Monday, March 03, 2008

Changes

Changing behaviour is a challenge, to say the least. Changing things, as opposed to behaviour, is easy in comparison. We now open an hour earlier, for example, and the long awaited volunteer room is complete and in use.

At the pre-season volunteer and staff meeting I talked at length about the new room. I took the volunteers to look at it. I gave them all a sheet of Frequently Asked Questions relating to the changes for this season. When my volunteers arrived on the first open day of the season this weekend I reiterated the salient points.

These boiled down to:
  • Do not bring drinks into the house. Apart from the fact it looks unprofessional to be swigging cups of tea while on duty, last year I found someone had left a hot cup on the chest in the Screens Passage (despite the provision of a desk with coasters on it, for just this purpose) resulting in white marks we then had to remove.
  • Do wash your own cup after use and put it back.
So, naturally, when I walked through the house an hour later to see how everyone was doing, I was somewhat disappointed to spot a cup of tea balanced on the brass alms dish in the Screens Passage and another being held by the volunteer by the desk.

My frustration (masked by a big smile and a tactful "we mustn't put cups on the precious things" as I whisked the offending utensil away) was matched only by the arrival of the two shop volunteers at the end of the day, who had thoughtfully brought me the days takings along with their dirty cups.

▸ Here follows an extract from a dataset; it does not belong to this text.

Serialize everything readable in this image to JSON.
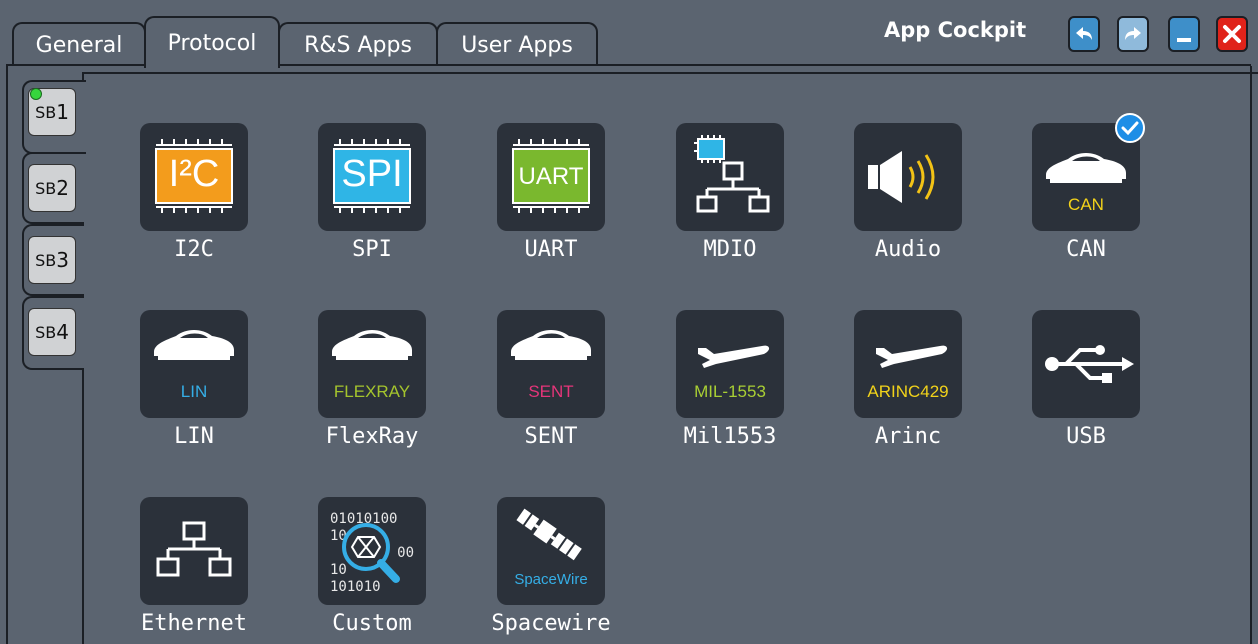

What are my chances of getting them to accept the new room as the place to drink tea and do their own washing up before the end of the year?

4 comments:

cogidubnus said...

So smash someone's cups on the floor and tell them they're on plastic disposable cups or nothing at all from now on...nothing like a touch of the old histrionics...OK you might then lose one volunteer, but it would certainly serve "pour encourager les autres"

stitchwort said...

You remember Lovely Warden's enormous wooden mallet - another use for it has just materialised....

Boz said...

Stitchwort is a genius.

Instant bog duty punishment for all offenders? Moat cleaning?

Doris said...

Cogidubnus - I am going to try electric shock aversion therapy.

Stitchwort - brilliant!

Boz - immediate cessation of the biscuit ration might do it.

Zak - they're a bit stringy.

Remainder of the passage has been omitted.